Throughout this case, we have \(N_f=M\), and we plot the results with respect to \(N_f\). Acknowledge that \(N = 2 N_f\), and that both \(\lambda _1,\lambda _2\) and the BCs are unkwown.

h-Analysis

We conduct the h-analysis and show the error in Fig. 17, showing no differences with previous cases. Surprisingly, the permanent regime is reached only for \(N_f=1000\), despite the problem being a 3-dimensional, non-linear, and inverse one. This corresponds to low values of \(\rho \), indicating that PINNs seem to prevent the curse of dimensionality. In fact, the it was achieved with only 1.21 points per unit per dimension. The total training time is presented in Fig. 18, where it can be seen to remain stable up to \(N_f=5000\), and then increases linearly with \(N_f\).

Figure 17
figure 17

Navier–Stokes: Error v/s \(N_f\).

Figure 18
figure 18

Navier–Stokes: Time (in seconds) v/s \(N_f\).

Again, we represent the training and test losses in Fig. 19. The train-test gap is shown to decrease for \(N_f \ge 350\) as \({\mathscr {O}}(N_f^{-1})\). Furthermore, the train-test gap can be considered as being small enough, visually, for \(N_f = 1000\).

Figure 19
figure 19

Navier–Stokes: Training (blue) and test (orange) losses for ADAM v/s \(N_f\).
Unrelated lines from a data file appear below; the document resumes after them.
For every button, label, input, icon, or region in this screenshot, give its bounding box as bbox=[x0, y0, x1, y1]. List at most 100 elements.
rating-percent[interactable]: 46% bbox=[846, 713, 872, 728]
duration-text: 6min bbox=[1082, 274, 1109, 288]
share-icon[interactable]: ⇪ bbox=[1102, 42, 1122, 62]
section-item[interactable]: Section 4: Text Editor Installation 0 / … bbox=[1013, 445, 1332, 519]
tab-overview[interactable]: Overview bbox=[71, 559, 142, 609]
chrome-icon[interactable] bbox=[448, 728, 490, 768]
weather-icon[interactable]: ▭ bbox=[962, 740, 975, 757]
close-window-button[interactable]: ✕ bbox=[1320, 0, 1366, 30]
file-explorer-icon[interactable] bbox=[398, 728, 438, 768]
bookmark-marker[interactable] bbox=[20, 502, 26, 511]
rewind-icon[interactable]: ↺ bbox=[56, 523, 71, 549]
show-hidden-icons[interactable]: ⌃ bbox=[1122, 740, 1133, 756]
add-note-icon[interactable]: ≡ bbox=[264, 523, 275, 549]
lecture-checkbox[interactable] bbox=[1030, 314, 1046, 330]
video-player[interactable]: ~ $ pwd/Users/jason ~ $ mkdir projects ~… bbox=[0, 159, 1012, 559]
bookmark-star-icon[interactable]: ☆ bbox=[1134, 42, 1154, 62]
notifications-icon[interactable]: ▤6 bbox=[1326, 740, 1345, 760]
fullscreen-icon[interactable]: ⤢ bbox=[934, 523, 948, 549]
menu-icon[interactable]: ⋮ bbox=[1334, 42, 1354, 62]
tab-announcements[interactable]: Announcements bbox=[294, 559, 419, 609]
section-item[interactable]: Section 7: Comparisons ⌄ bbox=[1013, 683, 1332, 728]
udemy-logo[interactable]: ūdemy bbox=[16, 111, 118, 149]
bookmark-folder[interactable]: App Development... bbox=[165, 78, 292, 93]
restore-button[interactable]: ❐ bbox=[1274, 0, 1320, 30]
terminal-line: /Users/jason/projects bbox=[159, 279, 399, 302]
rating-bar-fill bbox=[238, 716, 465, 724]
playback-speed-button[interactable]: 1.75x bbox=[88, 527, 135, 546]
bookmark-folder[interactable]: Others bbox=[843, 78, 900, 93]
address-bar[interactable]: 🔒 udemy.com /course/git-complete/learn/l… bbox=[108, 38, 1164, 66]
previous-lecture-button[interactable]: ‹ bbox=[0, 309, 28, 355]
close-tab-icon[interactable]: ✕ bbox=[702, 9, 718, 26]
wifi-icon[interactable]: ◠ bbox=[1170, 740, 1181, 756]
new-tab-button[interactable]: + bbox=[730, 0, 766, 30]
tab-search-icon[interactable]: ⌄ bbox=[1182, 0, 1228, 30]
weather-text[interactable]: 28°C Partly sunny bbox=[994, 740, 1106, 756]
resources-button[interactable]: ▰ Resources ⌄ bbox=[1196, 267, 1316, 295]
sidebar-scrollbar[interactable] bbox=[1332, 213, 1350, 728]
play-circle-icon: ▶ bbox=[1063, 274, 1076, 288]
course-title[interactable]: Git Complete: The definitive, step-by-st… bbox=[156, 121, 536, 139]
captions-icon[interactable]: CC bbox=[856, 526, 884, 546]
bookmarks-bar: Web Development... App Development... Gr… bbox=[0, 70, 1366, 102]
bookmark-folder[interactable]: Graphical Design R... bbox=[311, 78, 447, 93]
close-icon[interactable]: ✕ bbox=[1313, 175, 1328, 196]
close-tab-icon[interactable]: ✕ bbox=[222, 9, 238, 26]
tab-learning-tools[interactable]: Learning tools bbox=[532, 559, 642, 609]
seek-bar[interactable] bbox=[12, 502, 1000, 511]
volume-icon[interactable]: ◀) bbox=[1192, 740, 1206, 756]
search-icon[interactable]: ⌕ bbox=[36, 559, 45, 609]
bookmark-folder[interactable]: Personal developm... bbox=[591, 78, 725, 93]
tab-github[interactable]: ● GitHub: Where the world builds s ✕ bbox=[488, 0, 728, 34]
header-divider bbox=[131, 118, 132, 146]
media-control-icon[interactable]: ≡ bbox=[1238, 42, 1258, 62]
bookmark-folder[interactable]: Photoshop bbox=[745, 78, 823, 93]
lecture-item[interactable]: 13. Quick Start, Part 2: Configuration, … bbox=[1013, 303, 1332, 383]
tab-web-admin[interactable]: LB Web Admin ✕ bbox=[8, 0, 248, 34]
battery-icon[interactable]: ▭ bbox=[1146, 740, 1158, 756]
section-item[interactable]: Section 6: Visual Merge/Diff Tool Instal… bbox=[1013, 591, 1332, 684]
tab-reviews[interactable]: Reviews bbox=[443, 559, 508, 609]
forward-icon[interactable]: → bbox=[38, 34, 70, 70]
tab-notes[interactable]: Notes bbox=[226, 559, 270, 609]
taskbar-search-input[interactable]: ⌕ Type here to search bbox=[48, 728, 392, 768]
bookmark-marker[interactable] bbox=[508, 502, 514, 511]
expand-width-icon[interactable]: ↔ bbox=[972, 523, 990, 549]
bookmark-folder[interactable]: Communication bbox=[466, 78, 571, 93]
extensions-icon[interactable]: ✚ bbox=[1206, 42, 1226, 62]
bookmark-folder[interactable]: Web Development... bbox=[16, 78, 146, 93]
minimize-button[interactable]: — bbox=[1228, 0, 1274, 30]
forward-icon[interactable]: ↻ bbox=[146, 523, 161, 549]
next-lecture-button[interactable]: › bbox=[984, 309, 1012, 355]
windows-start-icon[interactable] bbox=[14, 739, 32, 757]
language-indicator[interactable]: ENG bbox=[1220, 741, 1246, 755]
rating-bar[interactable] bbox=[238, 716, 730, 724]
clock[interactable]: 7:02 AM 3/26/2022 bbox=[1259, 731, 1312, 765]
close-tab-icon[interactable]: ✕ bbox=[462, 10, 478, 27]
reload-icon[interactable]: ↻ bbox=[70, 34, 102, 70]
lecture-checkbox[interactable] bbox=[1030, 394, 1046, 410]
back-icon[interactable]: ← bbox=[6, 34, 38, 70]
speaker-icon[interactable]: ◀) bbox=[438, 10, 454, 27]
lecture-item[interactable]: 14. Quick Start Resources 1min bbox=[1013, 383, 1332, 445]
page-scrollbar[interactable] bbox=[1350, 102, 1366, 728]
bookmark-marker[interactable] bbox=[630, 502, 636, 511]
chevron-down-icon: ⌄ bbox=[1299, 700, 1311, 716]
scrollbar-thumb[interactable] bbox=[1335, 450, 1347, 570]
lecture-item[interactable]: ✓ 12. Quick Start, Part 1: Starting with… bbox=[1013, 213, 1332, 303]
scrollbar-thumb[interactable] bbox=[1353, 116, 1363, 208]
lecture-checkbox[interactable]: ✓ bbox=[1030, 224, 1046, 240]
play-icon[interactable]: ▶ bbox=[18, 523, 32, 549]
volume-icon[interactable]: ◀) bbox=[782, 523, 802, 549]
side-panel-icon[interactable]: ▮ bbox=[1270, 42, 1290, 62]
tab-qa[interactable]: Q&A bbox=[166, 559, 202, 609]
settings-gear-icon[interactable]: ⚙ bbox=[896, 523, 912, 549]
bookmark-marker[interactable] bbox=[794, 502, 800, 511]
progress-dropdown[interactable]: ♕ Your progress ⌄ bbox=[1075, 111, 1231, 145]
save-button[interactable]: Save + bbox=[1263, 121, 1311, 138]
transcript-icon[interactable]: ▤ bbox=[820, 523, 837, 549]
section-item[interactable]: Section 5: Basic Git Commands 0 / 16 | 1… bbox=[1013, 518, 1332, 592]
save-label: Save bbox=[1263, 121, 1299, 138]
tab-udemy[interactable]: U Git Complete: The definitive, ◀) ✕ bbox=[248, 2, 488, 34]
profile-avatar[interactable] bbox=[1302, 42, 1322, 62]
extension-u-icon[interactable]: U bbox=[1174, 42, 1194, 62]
Data-parallel implementation

We run the data-parallel simulations, setting \(N_{f,1} \equiv N_{1} = M_1= 500\). As shown in Fig. 20, the simulations exhibit stable accuracy with \(\texttt {size}\). The execution time increases moderately with \(\texttt {size}\), as illustrated in Fig. 21. The training time decreases with N for the no scaling case. However, this behavior is temporary (refer to Fig. 17 before). We conclude our analysis by plotting the efficiency with respect to \(\texttt {size}\) in Fig. 22. Efficiency lowers with increasing \(\texttt {size}\), but shows the best results so far, with \(80{.55}\%\) (resp. \(86.31\%\)) weak (resp. strong) scaling efficiency for \(\texttt {size}= 8\). For the sake of completeness, the weak efficiency for \(N_{f,1}=50,000\) and \(\texttt {size}=8\) improved to \(86.15\%\). This encouraging result sets the stage for further exploration of more intricate applications.

Figure 20
figure 20

Navier–Stokes: Error v/s \(\texttt {size}^*\) for the different scaling options.

Figure 21
figure 21

Navier–Stokes: Time (in seconds) v/s \(\texttt {size}^*\) for the different scaling options.

Figure 22
figure 22

Navier–Stokes: Efficiency v/s \(\texttt {size}\).

Conclusion

In this work, we proposed a novel data-parallelization approach for PIML with a focus on PINNs. We provided a thorough h-analysis and associated theoretical results to support our approach, as well as implementation considerations to facilitate implementation with Horovod data acceleration. Additionally, we ran reproducible numerical experiments to demonstrate the scalability of our approach. Further work include the implementation of Horovod acceleration to DeepXDE35 library, coupling of localized PINNs with domain decomposition methods, and application on larger GPU servers (e.g., with more than 100 GPUs).